The Cremieux store in Palm Beach

Cremieux has embarked on a dual-pronged growth strategy as it works to increase sales.

The French brand, which got its start in Saint-Tropez in 1976, has opened its second store in the U.S. and has also created a new contemporary men’s brand for Dillard’s, its longtime American retail partner.

On Dec. 1, Cremieux opened an 800-square-foot boutique at the Royal Poinciana Plaza in Palm Beach, Fla. This joins the company’s SoHo store on Mercer Street that opened nearly four years ago.

A Florida store has long been on the wish list for Stephane Cremieux, chief executive officer of Cremieux and son of founder Daniel Cremieux. “Ever since the brand was founded, we wanted to open a store in Florida,” he said. “So when this opportunity came up, we took it.”

He said the recently renovated Royal Poinciana center is “a special place” with a curated assortment of luxury brands. “You can’t call it a mall. It’s like being in a summer house with fountains, lots of green and palm trees.” The center is home to 30 stores including Cynthia Rowley, Hermès, Magasin, Orlebar Brown and Serenella.

The design of the Cremieux store is very reminiscent of Saint-Tropez, he said, with photos of the French Riviera and a “very romantic ambiance,” he said. “It’s very cool, fresh and colorful.”

Cremieux said that while he had been warned that Palm Beach attracted an older crowd and might not be the right location for the brand, the store has performed well since it opened. “It has a very high-end clientele,” he said, noting that unconstructed sport coats, handmade shirts and sweaters have been among the best sellers so far.

As a result, he said Cremieux has redoubled its efforts to open another store in New York to service the Upper East Side residents who often winter in Palm Beach. “We think there’s an opportunity there,” he said, “as long as we can find a location without a crazy price.”

Although Cremieux had worked to create a wholesale business outside of Dillard’s for several years, the brand is now concentrating more on its own retail for the core label.

“We’re sticking with our own retail,” he said, “but if a high-end multibrand store came to us, we would work with them. We’re just being highly selective with our wholesale accounts and realize that the best strategy for us is our own stores.”

He said the SoHo store, which opened in April 2014, has performed better the past two years. “New York is suffering and there are fewer stores open,” he said. “But we’re doing OK. We attract a lot of tourists from China and France. It’s interesting that the French seem to shop here when they’re on vacation.”
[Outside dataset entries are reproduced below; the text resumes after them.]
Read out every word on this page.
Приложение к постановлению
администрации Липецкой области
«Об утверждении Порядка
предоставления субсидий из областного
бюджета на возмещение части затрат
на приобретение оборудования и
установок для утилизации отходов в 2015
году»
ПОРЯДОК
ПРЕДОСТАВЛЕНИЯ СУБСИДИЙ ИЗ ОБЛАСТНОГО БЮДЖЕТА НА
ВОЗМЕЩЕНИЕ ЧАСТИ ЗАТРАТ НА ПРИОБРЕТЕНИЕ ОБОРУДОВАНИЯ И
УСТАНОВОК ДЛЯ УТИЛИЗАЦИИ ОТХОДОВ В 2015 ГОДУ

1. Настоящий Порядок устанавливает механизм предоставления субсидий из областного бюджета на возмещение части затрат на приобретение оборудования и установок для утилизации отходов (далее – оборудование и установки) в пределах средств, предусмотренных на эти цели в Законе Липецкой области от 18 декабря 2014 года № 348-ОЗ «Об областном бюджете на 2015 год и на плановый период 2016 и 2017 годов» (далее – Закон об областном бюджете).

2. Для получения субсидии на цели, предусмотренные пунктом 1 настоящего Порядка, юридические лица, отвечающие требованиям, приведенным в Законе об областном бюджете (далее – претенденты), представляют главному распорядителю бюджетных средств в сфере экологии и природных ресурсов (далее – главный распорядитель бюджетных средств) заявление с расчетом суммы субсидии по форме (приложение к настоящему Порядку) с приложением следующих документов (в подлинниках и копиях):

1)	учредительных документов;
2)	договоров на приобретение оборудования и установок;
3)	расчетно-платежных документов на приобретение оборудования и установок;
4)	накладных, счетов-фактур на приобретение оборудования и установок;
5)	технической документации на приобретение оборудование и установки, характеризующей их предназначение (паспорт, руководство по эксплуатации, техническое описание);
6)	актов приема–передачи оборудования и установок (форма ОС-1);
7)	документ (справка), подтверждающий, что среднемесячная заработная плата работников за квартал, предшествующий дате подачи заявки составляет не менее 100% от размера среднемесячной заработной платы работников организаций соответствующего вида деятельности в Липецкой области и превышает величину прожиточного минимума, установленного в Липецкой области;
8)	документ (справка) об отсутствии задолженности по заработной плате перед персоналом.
In addition to the Upper East Side, Cremieux said the brand is also hoping to expand its retail presence in Europe where he is shopping for a London location.

Cremieux said the company operates around 20 stores around the world including six in China that it operates with a partner there. Overall, the brand is believed to have worldwide sales of around $180 million.

One thing that hasn’t changed is Cremieux’s longstanding relationship with Dillard’s. For more than 15 years, the brand has had an exclusive licensing agreement with Dillard’s in the U.S.

Stephane Cremieux revealed that earlier this fall, his company worked with Dillard’s to create a new, contemporary brand called Crosby & Howard. “It started in October and is now in 300 doors,” he said.

The collection represents “a new brand positioning” for the company that is expected to appeal to “Cremieux’s younger brother.” He said the line is slim with stretch in “easy colors” with a traditional yet fashionable “contemporary classic” aesthetic. “It sits next to Michael Kors, Hugo Boss and sometimes Perry Ellis and Calvin Klein.”

Prices are moderate with a funnel-neck pullover retailing for $79.50, a plaid twill button-down collar sport shirt selling for $89.50 and stretch corduroy pants for $98.50. The highest priced merchandise on the Dillard’s web site is a plaid blazer for $295.

The Crosby & Howard collection is not associated with Cremieux in any way, he said, but sits on its own. On the retailer’s web site, it is tagged as a “Dillard’s exclusive.”